Trust the Taper!

marathon running training SheffieldTrust the Taper!

Trust the taper!

Marathon tapering involves a decrease of exercise duration and exercise intensity before a major race. Depending upon the athlete tapering can start anywhere between one week to three weeks prior to the race.

The aim of tapering is to balance fitness while supporting recovery.

How to taper!

Three weeks before race:

  • Cut back on total weekly mileage by 10% – 20%. For example a 40-mile week cut back to between 32-36 miles.
  • Keep same training intensity as previous weeks for workouts
  • Cut back on your long run distance by 10% – 20%. For example a 20-mile long run cut back to between 16-18 miles.

Two weeks before race:

  • Cut back on total weekly mileage by 25% – 30%. For example a 40-mile week cut back to between 32-28 miles.
  • Perform your last medium intensity workout early on in the week. A tempo run or a workout marathon specific. Don’t be tempted to squeeze in a fast track session! Again reduce the distance & intensity of the workout.
  • Cut back on your long run distance even further. If your still feeling fatigued, don’t be scared to reduce the mileage and settle for a shorter run.

Week of race: (Taper Madness)

  • Cut back on total weekly mileage even further by reducing daily runs by 50%. Possibly take an extra rest day.
  • A short fartlek session just to remind you of what marathon pace feels like.
  • I’d recommend taking a 45-60 mins walk the day before the marathon to help calm your nerves and get in a little exercise. Practice visualisation of running the race and when and where you’ll take on board water, food etc and crossing the finishing line.
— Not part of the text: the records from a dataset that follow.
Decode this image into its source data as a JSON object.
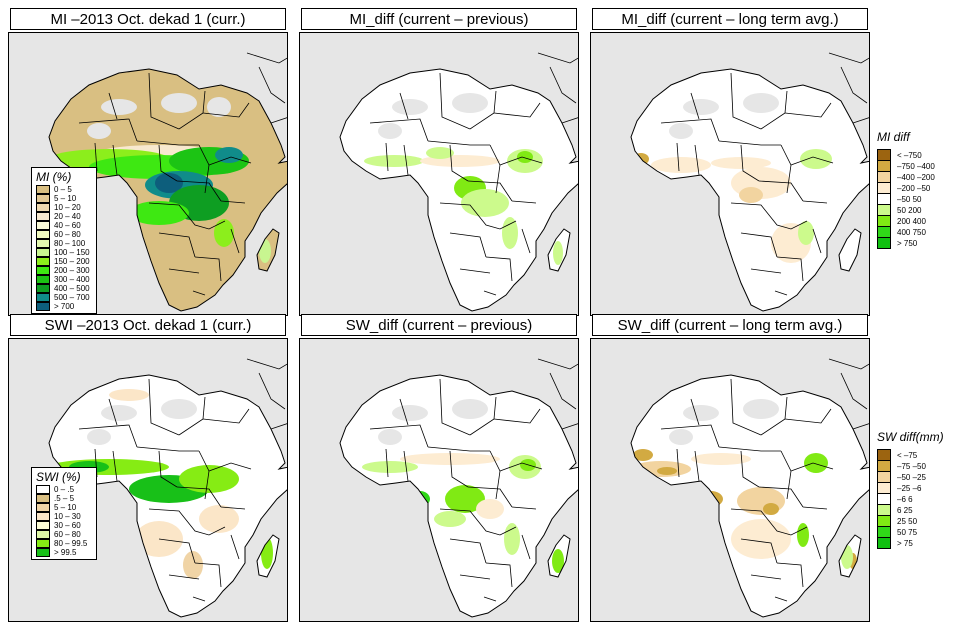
{
  "panels": [
    {
      "id": "mi-curr",
      "title": "MI –2013 Oct. dekad 1 (curr.)",
      "scheme": "mi"
    },
    {
      "id": "mi-diff-prev",
      "title": "MI_diff (current – previous)",
      "scheme": "midiff"
    },
    {
      "id": "mi-diff-lta",
      "title": "MI_diff (current – long term avg.)",
      "scheme": "midiff2"
    },
    {
      "id": "swi-curr",
      "title": "SWI –2013 Oct. dekad 1 (curr.)",
      "scheme": "swi"
    },
    {
      "id": "sw-diff-prev",
      "title": "SW_diff (current – previous)",
      "scheme": "swdiff"
    },
    {
      "id": "sw-diff-lta",
      "title": "SW_diff (current – long term avg.)",
      "scheme": "swdiff2"
    }
  ],
  "legends": {
    "mi": {
      "title": "MI (%)",
      "items": [
        {
          "label": "0 – 5",
          "color": "#d9bf82"
        },
        {
          "label": "5 – 10",
          "color": "#e3c996"
        },
        {
          "label": "10 – 20",
          "color": "#efd9b0"
        },
        {
          "label": "20 – 40",
          "color": "#f8e9cf"
        },
        {
          "label": "40 – 60",
          "color": "#fbfbd8"
        },
        {
          "label": "60 – 80",
          "color": "#f2fbc0"
        },
        {
          "label": "80 – 100",
          "color": "#e4f9b0"
        },
        {
          "label": "100 – 150",
          "color": "#c8f590"
        },
        {
          "label": "150 – 200",
          "color": "#8cee1c"
        },
        {
          "label": "200 – 300",
          "color": "#3ee812"
        },
        {
          "label": "300 – 400",
          "color": "#1cc414"
        },
        {
          "label": "400 – 500",
          "color": "#0e9e22"
        },
        {
          "label": "500 – 700",
          "color": "#108c8a"
        },
        {
          "label": "> 700",
          "color": "#0d5e7c"
        }
      ]
    },
    "swi": {
      "title": "SWI (%)",
      "items": [
        {
          "label": "0 – .5",
          "color": "#ffffff"
        },
        {
          "label": ".5 – 5",
          "color": "#d9bf82"
        },
        {
          "label": "5 – 10",
          "color": "#f0d4a6"
        },
        {
          "label": "10 – 30",
          "color": "#fbe6c8"
        },
        {
          "label": "30 – 60",
          "color": "#fcfcd6"
        },
        {
          "label": "60 – 80",
          "color": "#e0f8a8"
        },
        {
          "label": "80 – 99.5",
          "color": "#86ec14"
        },
        {
          "label": "> 99.5",
          "color": "#18c018"
        }
      ]
    },
    "midiff": {
      "title": "MI diff",
      "items": [
        {
          "label": "< –750",
          "color": "#9c6410"
        },
        {
          "label": "–750 –400",
          "color": "#d2aa42"
        },
        {
          "label": "–400 –200",
          "color": "#f2d4a0"
        },
        {
          "label": "–200 –50",
          "color": "#fdecd2"
        },
        {
          "label": "–50 50",
          "color": "#ffffff"
        },
        {
          "label": "50 200",
          "color": "#ccfa8c"
        },
        {
          "label": "200 400",
          "color": "#80ea14"
        },
        {
          "label": "400 750",
          "color": "#30d818"
        },
        {
          "label": "> 750",
          "color": "#10c010"
        }
      ]
    },
    "swdiff": {
      "title": "SW diff(mm)",
      "items": [
        {
          "label": "< –75",
          "color": "#9c6410"
        },
        {
          "label": "–75 –50",
          "color": "#d2aa42"
        },
        {
          "label": "–50 –25",
          "color": "#f2d4a0"
        },
        {
          "label": "–25 –6",
          "color": "#fdecd2"
        },
        {
          "label": "–6 6",
          "color": "#ffffff"
        },
        {
          "label": "6 25",
          "color": "#ccfa8c"
        },
        {
          "label": "25 50",
          "color": "#80ea14"
        },
        {
          "label": "50 75",
          "color": "#30d818"
        },
        {
          "label": "> 75",
          "color": "#10c010"
        }
      ]
    }
  }
}
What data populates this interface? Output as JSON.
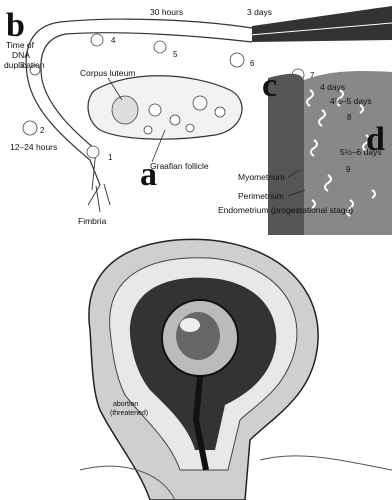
{
  "top_diagram": {
    "letters": [
      "a",
      "b",
      "c",
      "d"
    ],
    "stage_numbers": [
      "1",
      "2",
      "3",
      "4",
      "5",
      "6",
      "7",
      "8",
      "9"
    ],
    "time_of_dna_duplication": [
      "Time of",
      "DNA",
      "duplication"
    ],
    "times": [
      "12–24 hours",
      "30 hours",
      "3 days",
      "4 days",
      "4½–5 days",
      "5½–6 days"
    ],
    "labels": [
      "Corpus luteum",
      "Graafian follicle",
      "Fimbria",
      "Myometrium",
      "Perimetrium",
      "Endometrium (progestational stage)"
    ]
  },
  "bottom_illustration": {
    "caption": [
      "abortion",
      "(threatened)"
    ]
  }
}
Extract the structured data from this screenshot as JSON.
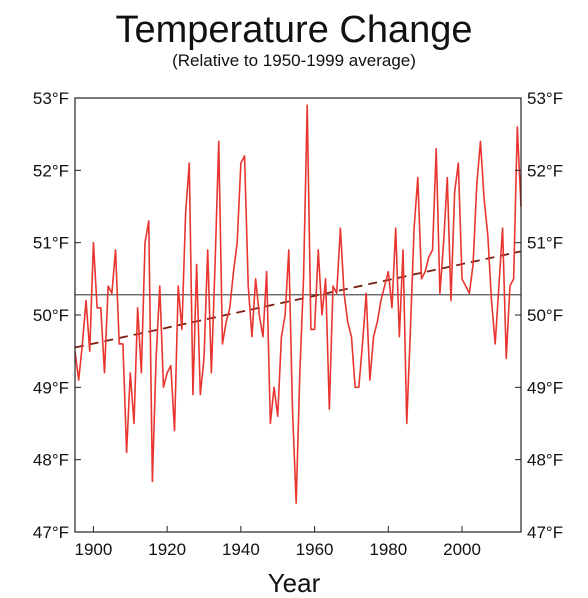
{
  "chart_data": {
    "type": "line",
    "title": "Temperature Change",
    "subtitle": "(Relative to 1950-1999 average)",
    "xlabel": "Year",
    "ylabel": "",
    "xlim": [
      1895,
      2016
    ],
    "ylim": [
      47,
      53
    ],
    "x_ticks": [
      1900,
      1920,
      1940,
      1960,
      1980,
      2000
    ],
    "x_tick_labels": [
      "1900",
      "1920",
      "1940",
      "1960",
      "1980",
      "2000"
    ],
    "y_ticks": [
      47,
      48,
      49,
      50,
      51,
      52,
      53
    ],
    "y_tick_labels": [
      "47°F",
      "48°F",
      "49°F",
      "50°F",
      "51°F",
      "52°F",
      "53°F"
    ],
    "grid": false,
    "colors": {
      "series": "#e8352f",
      "trend": "#7a1f12",
      "average": "#555555",
      "axes": "#222222"
    },
    "series": [
      {
        "x": [
          1895,
          1896,
          1897,
          1898,
          1899,
          1900,
          1901,
          1902,
          1903,
          1904,
          1905,
          1906,
          1907,
          1908,
          1909,
          1910,
          1911,
          1912,
          1913,
          1914,
          1915,
          1916,
          1917,
          1918,
          1919,
          1920,
          1921,
          1922,
          1923,
          1924,
          1925,
          1926,
          1927,
          1928,
          1929,
          1930,
          1931,
          1932,
          1933,
          1934,
          1935,
          1936,
          1937,
          1938,
          1939,
          1940,
          1941,
          1942,
          1943,
          1944,
          1945,
          1946,
          1947,
          1948,
          1949,
          1950,
          1951,
          1952,
          1953,
          1954,
          1955,
          1956,
          1957,
          1958,
          1959,
          1960,
          1961,
          1962,
          1963,
          1964,
          1965,
          1966,
          1967,
          1968,
          1969,
          1970,
          1971,
          1972,
          1973,
          1974,
          1975,
          1976,
          1977,
          1978,
          1979,
          1980,
          1981,
          1982,
          1983,
          1984,
          1985,
          1986,
          1987,
          1988,
          1989,
          1990,
          1991,
          1992,
          1993,
          1994,
          1995,
          1996,
          1997,
          1998,
          1999,
          2000,
          2001,
          2002,
          2003,
          2004,
          2005,
          2006,
          2007,
          2008,
          2009,
          2010,
          2011,
          2012,
          2013,
          2014,
          2015,
          2016
        ],
        "values": [
          49.5,
          49.1,
          49.6,
          50.2,
          49.5,
          51.0,
          50.1,
          50.1,
          49.2,
          50.4,
          50.3,
          50.9,
          49.6,
          49.6,
          48.1,
          49.2,
          48.5,
          50.1,
          49.2,
          51.0,
          51.3,
          47.7,
          49.4,
          50.4,
          49.0,
          49.2,
          49.3,
          48.4,
          50.4,
          49.8,
          51.4,
          52.1,
          48.9,
          50.7,
          48.9,
          49.4,
          50.9,
          49.2,
          50.7,
          52.4,
          49.6,
          49.9,
          50.1,
          50.6,
          51.0,
          52.1,
          52.2,
          50.4,
          49.7,
          50.5,
          50.0,
          49.7,
          50.6,
          48.5,
          49.0,
          48.6,
          49.7,
          50.0,
          50.9,
          48.7,
          47.4,
          49.2,
          50.5,
          52.9,
          49.8,
          49.8,
          50.9,
          50.0,
          50.5,
          48.7,
          50.4,
          50.3,
          51.2,
          50.3,
          49.9,
          49.7,
          49.0,
          49.0,
          49.6,
          50.3,
          49.1,
          49.7,
          49.9,
          50.2,
          50.4,
          50.6,
          50.1,
          51.2,
          49.7,
          50.9,
          48.5,
          49.8,
          51.2,
          51.9,
          50.5,
          50.6,
          50.8,
          50.9,
          52.3,
          50.3,
          51.0,
          51.9,
          50.2,
          51.7,
          52.1,
          50.5,
          50.4,
          50.3,
          50.7,
          51.8,
          52.4,
          51.6,
          51.1,
          50.2,
          49.6,
          50.4,
          51.2,
          49.4,
          50.4,
          50.5,
          52.6,
          51.5
        ]
      }
    ],
    "trend_line": {
      "x": [
        1895,
        2016
      ],
      "y": [
        49.55,
        50.88
      ],
      "style": "dashed"
    },
    "average_line": {
      "y": 50.28
    }
  }
}
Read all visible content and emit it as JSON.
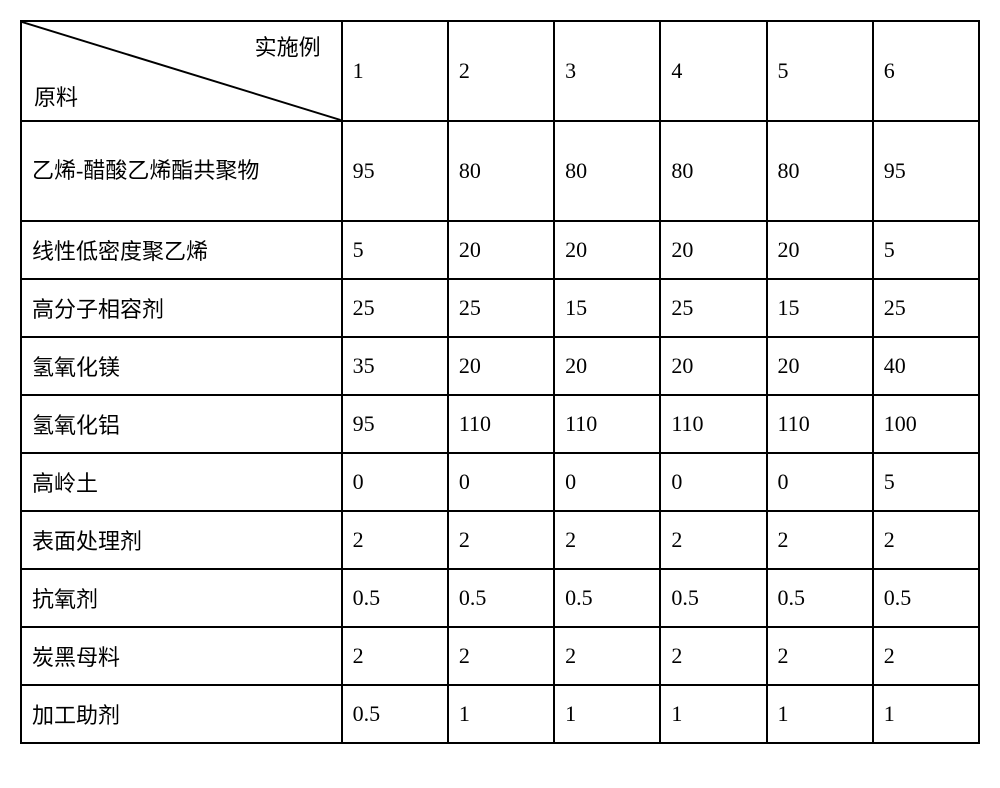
{
  "table": {
    "type": "table",
    "header_diag_top": "实施例",
    "header_diag_bottom": "原料",
    "col_headers": [
      "1",
      "2",
      "3",
      "4",
      "5",
      "6"
    ],
    "rows": [
      {
        "label": "乙烯-醋酸乙烯酯共聚物",
        "values": [
          "95",
          "80",
          "80",
          "80",
          "80",
          "95"
        ],
        "twoLine": true
      },
      {
        "label": "线性低密度聚乙烯",
        "values": [
          "5",
          "20",
          "20",
          "20",
          "20",
          "5"
        ]
      },
      {
        "label": "高分子相容剂",
        "values": [
          "25",
          "25",
          "15",
          "25",
          "15",
          "25"
        ]
      },
      {
        "label": "氢氧化镁",
        "values": [
          "35",
          "20",
          "20",
          "20",
          "20",
          "40"
        ]
      },
      {
        "label": "氢氧化铝",
        "values": [
          "95",
          "110",
          "110",
          "110",
          "110",
          "100"
        ]
      },
      {
        "label": "高岭土",
        "values": [
          "0",
          "0",
          "0",
          "0",
          "0",
          "5"
        ]
      },
      {
        "label": "表面处理剂",
        "values": [
          "2",
          "2",
          "2",
          "2",
          "2",
          "2"
        ]
      },
      {
        "label": "抗氧剂",
        "values": [
          "0.5",
          "0.5",
          "0.5",
          "0.5",
          "0.5",
          "0.5"
        ]
      },
      {
        "label": "炭黑母料",
        "values": [
          "2",
          "2",
          "2",
          "2",
          "2",
          "2"
        ]
      },
      {
        "label": "加工助剂",
        "values": [
          "0.5",
          "1",
          "1",
          "1",
          "1",
          "1"
        ]
      }
    ],
    "font_size": 22,
    "border_color": "#000000",
    "background_color": "#ffffff",
    "text_color": "#000000",
    "row_header_width": 320,
    "data_col_width": 106,
    "header_row_height": 100,
    "data_row_height": 56
  }
}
Tapering for a marathon is harder than the actual training. I mentioned taper madness earlier and you may well experience some of these: being over cautious about everything, phantom illness and injury, checking the weather every 5 mins, unusually emotional and weight gain.

A few things to bear in mind! Don’t try to squeeze in a long run or hard session as you’ll more than likely pick up an unwanted injury. As the amount of training decreases you’ll find yourself with more available free time on your hands. Use it wisely! Enjoy social activities such as: catching up with your family and friends, watch a movie or rest. Research the marathon course. Make a plan with any family and friends on where they are going to be standing to cheer you on so you can look forward to seeing them on race day. Write your race day checklist. Don’t try anything new.